Это открытие несколько обескуражило Консуэло – не из-за усталости (она нисколько ее не боялась), а из-за опасностей, подстерегающих молодую женщину во время столь долгого путешествия пешком. Страх, до этого времени подавляемый мыслью о том, что она вот-вот избавится от всех случайностей большой дороги, сев в экипаж, теперь заговорил в ней с большей силой, чем раньше, когда она находилась в возбужденном состоянии. И вот впервые в жизни, словно пораженная ужасом, рожденным несчастьем и слабостью, она быстро зашагала вперед, выбирая самые густые перелески, чтобы укрыться там в случае нападения.

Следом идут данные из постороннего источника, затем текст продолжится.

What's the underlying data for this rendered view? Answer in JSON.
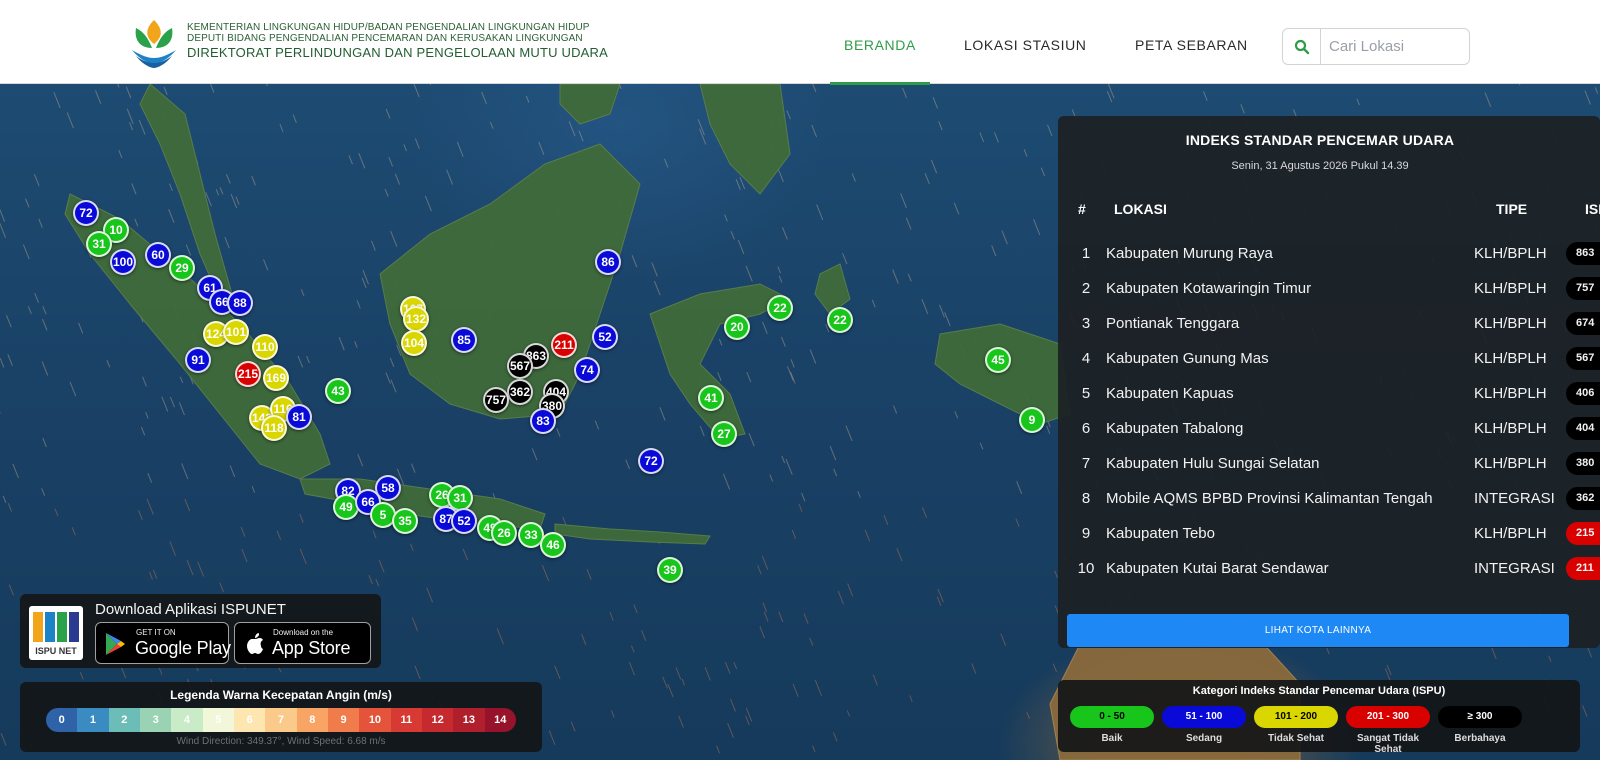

В довершение беды, лишь увеличившей ее тревогу, она вскоре заметила, что уже идет не по проторенной тропинке, а просто пробирается наугад по лесу, становившемуся все гуще и пустыннее. Если это мрачное уединение и успокаивало ее в некоторых отношениях, то, с другой стороны, она была совсем не уверена, что идет по правильному пути, а не возвращается назад и не приближается, неведомо для себя, к замку Исполинов. Андзолето ведь, пожалуй, еще там – какое-нибудь подозрение, какая-нибудь случайность, желание отомстить Альберту могли удержать его в замке. Да разве и самого Альберта не надо было опасаться в первые минуты смятения и отчаяния? Консуэло была убеждена, что он подчинится ее решению, но, появись она в окрестностях замка и услышь молодой граф о том, что ее можно догнать и вернуть обратно, разве он не примчался бы, чтобы своими мольбами добиться ее возвращения? И позволительно ли, в случае если б ее неудавшаяся попытка бежать стала широко известна, сделать посмешищем и благородного человека, и его семью, и самое себя? К тому же через несколько дней Андзолето мог возвратиться, а это возродило бы затруднения и опасности, только что устраненные ее отважным, великодушным поступком. Нет, лучше все претерпеть, всему подвергнуться, чем возвращаться в Ризенбург!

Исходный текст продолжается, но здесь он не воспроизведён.